ATTN: Do you hypothesize that the sexuality of most straight males is more fluid than we realize?

JW: Not exactly. Many people posit that sexual fluidity is a capacity we are either born with or we’re not. I am not saying that straight men are sexually fluid at their core, or that straight men are actually bisexual or pansexual but they just don’t know it yet. Instead, I’m shedding light on the fact that straight men touch each other’s penises and anuses a lot, often in hyper-masculine environments like fraternities and the military, and in many cases they don’t understand this touching to be sexual.  They are often doing it as an expression of homophobia, or to prove exactly how hetero-masculine they are. 

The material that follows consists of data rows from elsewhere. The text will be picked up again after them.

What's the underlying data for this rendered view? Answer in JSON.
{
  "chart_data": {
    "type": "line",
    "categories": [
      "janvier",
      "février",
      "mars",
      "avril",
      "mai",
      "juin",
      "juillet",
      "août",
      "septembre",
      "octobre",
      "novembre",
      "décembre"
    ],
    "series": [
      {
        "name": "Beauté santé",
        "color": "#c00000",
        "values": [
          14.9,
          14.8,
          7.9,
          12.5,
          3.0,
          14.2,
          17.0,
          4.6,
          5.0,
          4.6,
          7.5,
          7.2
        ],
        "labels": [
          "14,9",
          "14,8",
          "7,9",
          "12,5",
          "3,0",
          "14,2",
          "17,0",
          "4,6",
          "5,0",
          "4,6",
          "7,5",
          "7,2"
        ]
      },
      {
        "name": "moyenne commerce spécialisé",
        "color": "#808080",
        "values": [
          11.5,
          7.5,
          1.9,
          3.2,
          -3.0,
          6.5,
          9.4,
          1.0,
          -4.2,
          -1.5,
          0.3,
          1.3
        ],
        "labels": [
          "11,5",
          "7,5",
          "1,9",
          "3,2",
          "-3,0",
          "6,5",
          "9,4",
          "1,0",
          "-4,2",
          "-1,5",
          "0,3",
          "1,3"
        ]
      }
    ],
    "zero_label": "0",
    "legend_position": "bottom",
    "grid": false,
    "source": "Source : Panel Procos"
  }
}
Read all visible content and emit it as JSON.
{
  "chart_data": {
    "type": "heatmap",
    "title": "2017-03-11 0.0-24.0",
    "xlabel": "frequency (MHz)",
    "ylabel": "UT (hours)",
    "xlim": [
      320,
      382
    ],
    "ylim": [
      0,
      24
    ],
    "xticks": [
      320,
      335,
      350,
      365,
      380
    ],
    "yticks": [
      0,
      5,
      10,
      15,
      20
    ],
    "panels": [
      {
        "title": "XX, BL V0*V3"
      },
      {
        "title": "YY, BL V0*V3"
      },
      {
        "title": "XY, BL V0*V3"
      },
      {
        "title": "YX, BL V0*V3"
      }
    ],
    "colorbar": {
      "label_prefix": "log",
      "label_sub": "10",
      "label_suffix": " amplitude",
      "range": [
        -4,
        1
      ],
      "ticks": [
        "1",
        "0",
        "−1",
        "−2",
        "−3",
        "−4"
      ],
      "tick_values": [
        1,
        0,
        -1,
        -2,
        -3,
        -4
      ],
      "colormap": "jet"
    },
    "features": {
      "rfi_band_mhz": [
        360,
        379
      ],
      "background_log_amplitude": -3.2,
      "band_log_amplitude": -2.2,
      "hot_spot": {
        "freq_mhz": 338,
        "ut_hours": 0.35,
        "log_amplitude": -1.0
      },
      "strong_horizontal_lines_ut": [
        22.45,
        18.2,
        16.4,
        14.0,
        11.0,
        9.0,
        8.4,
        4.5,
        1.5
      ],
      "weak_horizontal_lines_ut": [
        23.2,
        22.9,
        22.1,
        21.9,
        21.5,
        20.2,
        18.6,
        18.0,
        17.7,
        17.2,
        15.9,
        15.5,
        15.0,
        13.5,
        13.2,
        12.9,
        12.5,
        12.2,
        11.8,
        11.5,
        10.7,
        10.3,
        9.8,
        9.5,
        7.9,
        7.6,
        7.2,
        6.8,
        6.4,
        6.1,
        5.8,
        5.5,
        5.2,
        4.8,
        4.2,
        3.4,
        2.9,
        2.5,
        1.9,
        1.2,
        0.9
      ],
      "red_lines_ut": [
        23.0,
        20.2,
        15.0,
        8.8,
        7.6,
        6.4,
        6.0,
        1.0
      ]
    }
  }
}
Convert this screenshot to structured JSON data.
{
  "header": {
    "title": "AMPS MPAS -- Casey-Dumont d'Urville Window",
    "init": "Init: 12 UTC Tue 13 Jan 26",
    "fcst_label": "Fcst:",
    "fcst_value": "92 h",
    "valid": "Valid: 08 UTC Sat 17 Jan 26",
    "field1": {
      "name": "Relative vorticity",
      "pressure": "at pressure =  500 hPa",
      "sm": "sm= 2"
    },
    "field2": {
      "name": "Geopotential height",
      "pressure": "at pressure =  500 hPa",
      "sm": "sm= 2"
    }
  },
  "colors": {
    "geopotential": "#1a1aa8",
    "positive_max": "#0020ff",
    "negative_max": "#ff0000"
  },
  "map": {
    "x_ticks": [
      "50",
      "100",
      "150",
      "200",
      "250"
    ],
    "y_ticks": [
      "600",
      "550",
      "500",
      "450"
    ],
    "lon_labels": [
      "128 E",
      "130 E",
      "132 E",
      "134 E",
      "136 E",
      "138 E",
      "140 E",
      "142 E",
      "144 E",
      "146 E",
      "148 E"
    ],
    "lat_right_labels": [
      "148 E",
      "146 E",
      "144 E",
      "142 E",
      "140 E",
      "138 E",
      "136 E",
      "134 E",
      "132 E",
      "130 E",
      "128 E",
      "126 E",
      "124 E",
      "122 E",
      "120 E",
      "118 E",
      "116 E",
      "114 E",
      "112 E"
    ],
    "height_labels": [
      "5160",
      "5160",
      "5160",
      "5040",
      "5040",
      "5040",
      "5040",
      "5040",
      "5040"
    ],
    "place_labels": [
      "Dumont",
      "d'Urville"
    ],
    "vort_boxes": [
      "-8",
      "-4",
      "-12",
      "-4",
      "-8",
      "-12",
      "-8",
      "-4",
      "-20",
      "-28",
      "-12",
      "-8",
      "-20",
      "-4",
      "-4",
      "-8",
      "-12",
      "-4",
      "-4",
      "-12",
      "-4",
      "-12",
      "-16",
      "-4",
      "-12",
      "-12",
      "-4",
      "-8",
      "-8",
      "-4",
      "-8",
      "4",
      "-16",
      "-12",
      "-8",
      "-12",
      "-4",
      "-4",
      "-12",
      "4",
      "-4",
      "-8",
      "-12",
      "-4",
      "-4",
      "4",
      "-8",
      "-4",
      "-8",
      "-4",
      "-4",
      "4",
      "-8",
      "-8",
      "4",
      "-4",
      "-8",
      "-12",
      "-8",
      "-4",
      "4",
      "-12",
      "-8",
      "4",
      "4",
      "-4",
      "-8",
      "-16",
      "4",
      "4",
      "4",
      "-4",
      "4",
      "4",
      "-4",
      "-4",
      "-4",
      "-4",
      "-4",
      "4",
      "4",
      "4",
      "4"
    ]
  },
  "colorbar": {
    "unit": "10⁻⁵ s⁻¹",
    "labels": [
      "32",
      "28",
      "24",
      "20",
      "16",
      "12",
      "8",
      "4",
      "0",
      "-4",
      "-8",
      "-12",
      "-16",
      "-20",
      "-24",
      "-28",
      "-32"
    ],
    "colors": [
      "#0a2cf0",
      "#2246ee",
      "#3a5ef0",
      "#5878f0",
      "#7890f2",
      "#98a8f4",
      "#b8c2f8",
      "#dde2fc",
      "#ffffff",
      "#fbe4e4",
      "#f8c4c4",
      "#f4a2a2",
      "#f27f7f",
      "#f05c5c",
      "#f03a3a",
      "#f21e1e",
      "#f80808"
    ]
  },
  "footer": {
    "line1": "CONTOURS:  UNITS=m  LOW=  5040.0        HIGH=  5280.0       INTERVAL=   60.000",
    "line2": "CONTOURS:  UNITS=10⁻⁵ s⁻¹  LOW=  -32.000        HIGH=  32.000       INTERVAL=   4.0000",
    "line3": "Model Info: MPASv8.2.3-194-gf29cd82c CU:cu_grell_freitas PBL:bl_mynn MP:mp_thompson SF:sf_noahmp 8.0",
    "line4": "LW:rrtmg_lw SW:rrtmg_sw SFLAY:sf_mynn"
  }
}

ATTN: How large a percentage -- based on your research-- of the straight male population would you predict has experimented with same-sex relations?

JW: It’s not about “experimenting,” because this implies, at least to me, a conscious choice. It’s about participating in longstanding hetero-masculine rituals that incorporate homosexual contact as part of the work of building heterosexual men.  How many men? Well, if we think about the number of men who have served in the military… I think that’s a good place to start. 

ATTN: Are there benefits, in your opinion, to straight men dabbling in homosexual behavior?

JW: From the perspective of heteronormativity, the benefit is that these kinds of homosexual activity often bolster men’s heteromasculinity.  But that’s not something to celebrate; it’s something to examine with a close feminist eye. 

ATTN: Why do straight men face such enormous pressure to rationalize or deny their same-sex experiences? Do women face the same pressure?

JW: Unlike women, men are subject to a “one drop rule” when it comes to homosexual contact. Even just one homosexual experience is automatically interpreted to mean that a man is bisexual or gay, unless the contact happens in one of the ways that the dominant culture has prescribed for straight men. Women experience much more leeway and in fact are often subject to the opposite assumption; straight men tend to think that anything women do sexually is about them! Even when you identify as a lesbian, like I do, straight men think you just haven’t found the right man yet.

ATTN: Was there ever an era in which homosexual practices among straight men were less stigmatized?

JW: Straightness itself is a very recent notion, only about one hundred years old. There have always been loopholes in the dictate to restrict oneself to procreative sex, if that’s what you mean.  These loopholes are always there, but they shift and evolve over time.

ATTN: You have said you have a problem with the "born this way" argument. Can you explain why?

JW: This is a complicated argument that I elaborate here. But the short answer is that many scholars of sexuality, including myself, view sexual desires and identities as profoundly shaped by our cultural environment. 

ATTN: How can stigma be removed among straight men who have sex?

JW: I don’t know that that’s necessarily the goal. Some people seem to think that I am defending straight men, or rewarding them by allowing them to claim their straightness.  But as a queer feminist, I don’t view heteronormativity as any kind of reward. If straight men want to stew in the juices of heterosexual culture, with all of its misogyny and homophobia, I think it’s more honest to let them stay there than to claim them as queer simply because they have put their fingers in another man’s butt.